I didn't want to talk about that anymore and I made sure he could tell by my tone. He sighed and stood up with me. We made our way to my classroom.

"Do you really not want to have dinner with me?" He asked when we stopped in front of the class.

"No." I snatched my bag from him and entered the classroom.

"Did you change your mind about having lunch with me because of Ai'Forth?" Ai'Pha asked as I made myself comfortable on my seat.

"No. He came on his own." I ruffled through my bag without bothering to look at him.

"Are you two dating now?" Ai'Pha continued and they both turned expectant eyes at me.

"No, we're not." I answered emphatically, still without looking any of them directly in the eye.

"You're still playing hard to get?" This time I looked Kit in the eye before answering.

"You're one to talk, Ai'Kit."

"I had my reasons." Kit shrugged and looked away.

"I have my reasons too." I wish they'll stop hoping that Forth and I will get together.

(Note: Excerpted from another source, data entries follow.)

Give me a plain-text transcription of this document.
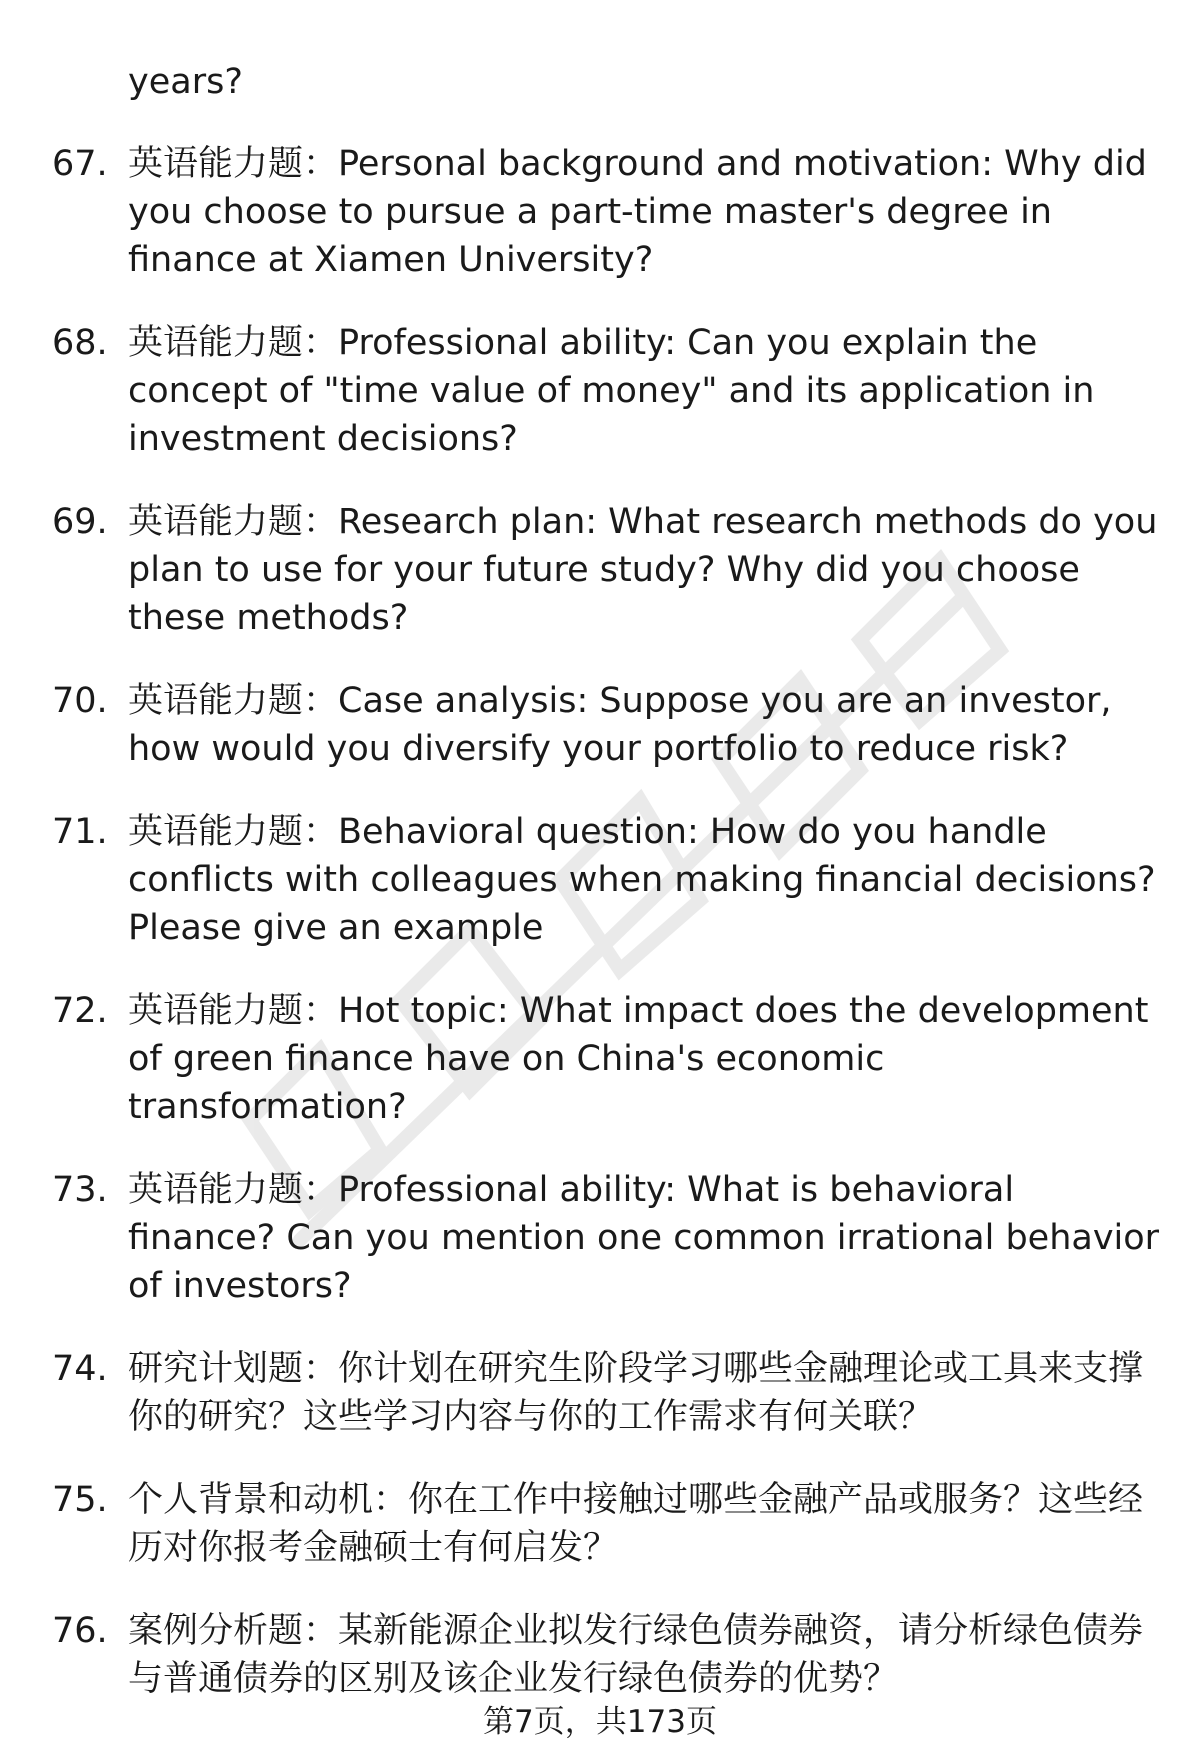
years?
67. 英语能力题：Personal background and motivation: Why did you choose to pursue a part-time master's degree in finance at Xiamen University?
68. 英语能力题：Professional ability: Can you explain the concept of "time value of money" and its application in investment decisions?
69. 英语能力题：Research plan: What research methods do you plan to use for your future study? Why did you choose these methods?
70. 英语能力题：Case analysis: Suppose you are an investor, how would you diversify your portfolio to reduce risk?
71. 英语能力题：Behavioral question: How do you handle conflicts with colleagues when making financial decisions? Please give an example
72. 英语能力题：Hot topic: What impact does the development of green finance have on China's economic transformation?
73. 英语能力题：Professional ability: What is behavioral finance? Can you mention one common irrational behavior of investors?
74. 研究计划题：你计划在研究生阶段学习哪些金融理论或工具来支撑你的研究？这些学习内容与你的工作需求有何关联？
75. 个人背景和动机：你在工作中接触过哪些金融产品或服务？这些经历对你报考金融硕士有何启发？
76. 案例分析题：某新能源企业拟发行绿色债券融资，请分析绿色债券与普通债券的区别及该企业发行绿色债券的优势？
第7页，共173页
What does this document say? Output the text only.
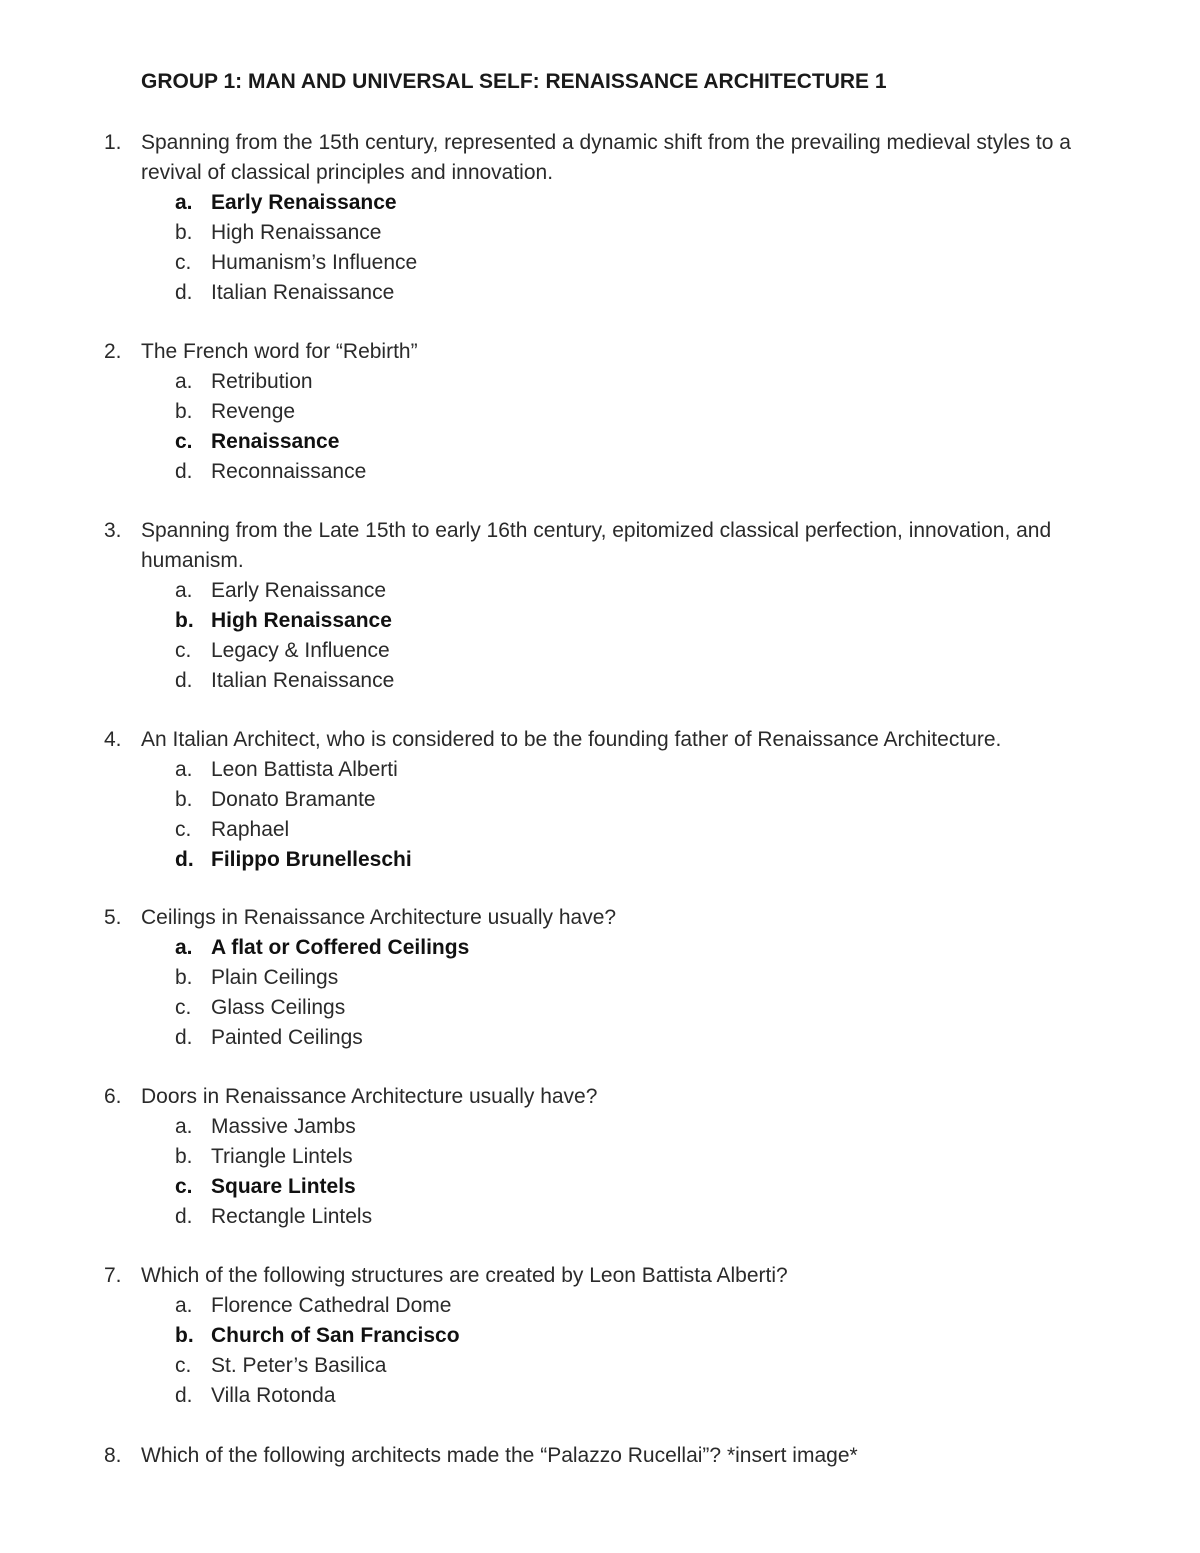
GROUP 1: MAN AND UNIVERSAL SELF: RENAISSANCE ARCHITECTURE 1
1. Spanning from the 15th century, represented a dynamic shift from the prevailing medieval styles to a revival of classical principles and innovation.
a. Early Renaissance
b. High Renaissance
c. Humanism’s Influence
d. Italian Renaissance
2. The French word for “Rebirth”
a. Retribution
b. Revenge
c. Renaissance
d. Reconnaissance
3. Spanning from the Late 15th to early 16th century, epitomized classical perfection, innovation, and humanism.
a. Early Renaissance
b. High Renaissance
c. Legacy & Influence
d. Italian Renaissance
4. An Italian Architect, who is considered to be the founding father of Renaissance Architecture.
a. Leon Battista Alberti
b. Donato Bramante
c. Raphael
d. Filippo Brunelleschi
5. Ceilings in Renaissance Architecture usually have?
a. A flat or Coffered Ceilings
b. Plain Ceilings
c. Glass Ceilings
d. Painted Ceilings
6. Doors in Renaissance Architecture usually have?
a. Massive Jambs
b. Triangle Lintels
c. Square Lintels
d. Rectangle Lintels
7. Which of the following structures are created by Leon Battista Alberti?
a. Florence Cathedral Dome
b. Church of San Francisco
c. St. Peter’s Basilica
d. Villa Rotonda
8. Which of the following architects made the “Palazzo Rucellai”? *insert image*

It was a little after nine pm when I walked into my room. I sighed in relief. This is my space, a space I control, a space I value. I've never done 'it' here and nothing changes unless I want it to. Everything looked exactly the way I'd left it in the morning. I put my bag away, took my shoes of and lay down, enjoying the familiar feel of the sheets. I was asleep before I knew it.

I woke up in the middle of the night feeling unusually cold. I touched my hand to my forehead. Urgh, sweat, and my temperature is a little higher than normal. I stood up, too quickly, I fell back on the bed. Fucking shit.

I stood up again, a little slower. I made my way to the bathroom and got some first aid out of my medicine cabinet. I ingested the medicine without thinking. Moments later I started feeling worse. My stomach ached, I felt woozy. I was supposed to eat before taking the pills. I'd forgotten that I barely ate anything all day. I reached for my phone, turned it on and dialed a number.